CJC-1295: GHRH Receptor Agonism With Sustained Occupancy

CJC-1295 (DAC form) binds and activates the GHRH receptor (GHRHR) on anterior pituitary somatotrophs. Through intracellular cAMP signalling, this stimulates GH gene transcription and secretion. The albumin-binding DAC modification maintains receptor occupancy over days rather than minutes, producing sustained - rather than pulsatile - GH stimulation. Published Phase II trial data (Ionescu and Frohman, *Journal of Clinical Endocrinology and Metabolism*, 2006, n=64) documented mean GH elevations of 2-10 fold and IGF-1 increases of 1.5-3 fold sustained over 2 weeks following single injections. Physiological GH pulsatility is partially preserved because the pituitary retains some capacity for somatostatin-mediated oscillation, but the continuous GHRHR stimulation does attenuate the trough-to-peak ratio compared to endogenous patterns.

Ipamorelin: Selective Ghrelin Receptor Agonism

Ipamorelin activates GHS-R1a receptors in both the pituitary and hypothalamus. At the pituitary, GHS-R1a activation increases intracellular calcium via Gq/11 protein coupling, potentiating GH secretion. In the hypothalamus, GHRP-class compounds partially suppress somatostatin release, reducing the inhibitory brake on GH output. Critically, peer-reviewed pharmacology studies (Raun et al., *European Journal of Endocrinology*, 1998) show Ipamorelin achieves this without meaningful activation of the ACTH-cortisol or prolactin axes at standard research doses - a selectivity profile that distinguishes it from GHRP-2 and Hexarelin.
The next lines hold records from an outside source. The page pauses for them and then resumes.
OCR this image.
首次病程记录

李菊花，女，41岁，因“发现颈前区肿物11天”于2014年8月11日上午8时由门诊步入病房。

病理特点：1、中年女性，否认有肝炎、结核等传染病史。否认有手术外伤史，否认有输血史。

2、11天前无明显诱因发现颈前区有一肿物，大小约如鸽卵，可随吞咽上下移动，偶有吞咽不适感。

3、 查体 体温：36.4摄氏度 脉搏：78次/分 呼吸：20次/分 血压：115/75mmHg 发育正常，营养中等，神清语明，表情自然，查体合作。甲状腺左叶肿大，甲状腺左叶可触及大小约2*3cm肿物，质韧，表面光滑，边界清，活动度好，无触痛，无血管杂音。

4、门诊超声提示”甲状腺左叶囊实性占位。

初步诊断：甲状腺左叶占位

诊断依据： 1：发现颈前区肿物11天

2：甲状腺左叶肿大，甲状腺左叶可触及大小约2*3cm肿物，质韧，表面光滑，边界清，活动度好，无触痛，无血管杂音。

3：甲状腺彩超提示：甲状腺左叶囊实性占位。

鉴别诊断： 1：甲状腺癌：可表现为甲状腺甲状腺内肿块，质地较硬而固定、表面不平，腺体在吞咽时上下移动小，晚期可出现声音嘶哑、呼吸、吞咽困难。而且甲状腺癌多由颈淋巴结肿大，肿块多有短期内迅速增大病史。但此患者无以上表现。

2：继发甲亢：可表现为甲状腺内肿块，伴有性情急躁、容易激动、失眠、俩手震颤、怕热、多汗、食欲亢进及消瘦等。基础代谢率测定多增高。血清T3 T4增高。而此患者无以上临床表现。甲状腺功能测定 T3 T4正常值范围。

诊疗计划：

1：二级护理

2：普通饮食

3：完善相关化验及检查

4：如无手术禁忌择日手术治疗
Sermorelin: Short-Duration GHRH Receptor Activation

Sermorelin's mechanism is essentially identical to CJC-1295 at the receptor level - GHRHR agonism stimulating pituitary GH release. The practical difference is duration: with a plasma half-life of approximately 10-20 minutes, each injection produces a discrete GH pulse that mirrors endogenous pulsatile physiology more closely than DAC-modified CJC-1295. Some researchers consider this a feature rather than a limitation, since it preserves the feedback architecture of the axis.

IGF-1 LR3: Direct Peripheral Receptor Activation, Bypassing Pituitary Regulation

IGF-1 LR3 doesn't interact with the hypothalamic-pituitary axis at all. It binds IGF-1 receptors (IGF-1R) directly in peripheral tissues - skeletal muscle, liver, adipose tissue, and others. IGF-1R is a receptor tyrosine kinase; activation initiates PI3K/Akt and MAPK/ERK signalling cascades that promote cellular proliferation, protein synthesis, and glucose uptake. Because it bypasses the GH-axis feedback loop entirely, IGF-1 LR3 doesn't trigger the same somatostatin-mediated counter-regulation. Its mitogenic signalling at IGF-1R also means it activates the same pathways implicated in cellular proliferation in malignant tissue - a risk that's not theoretical but structurally inherent to its mechanism.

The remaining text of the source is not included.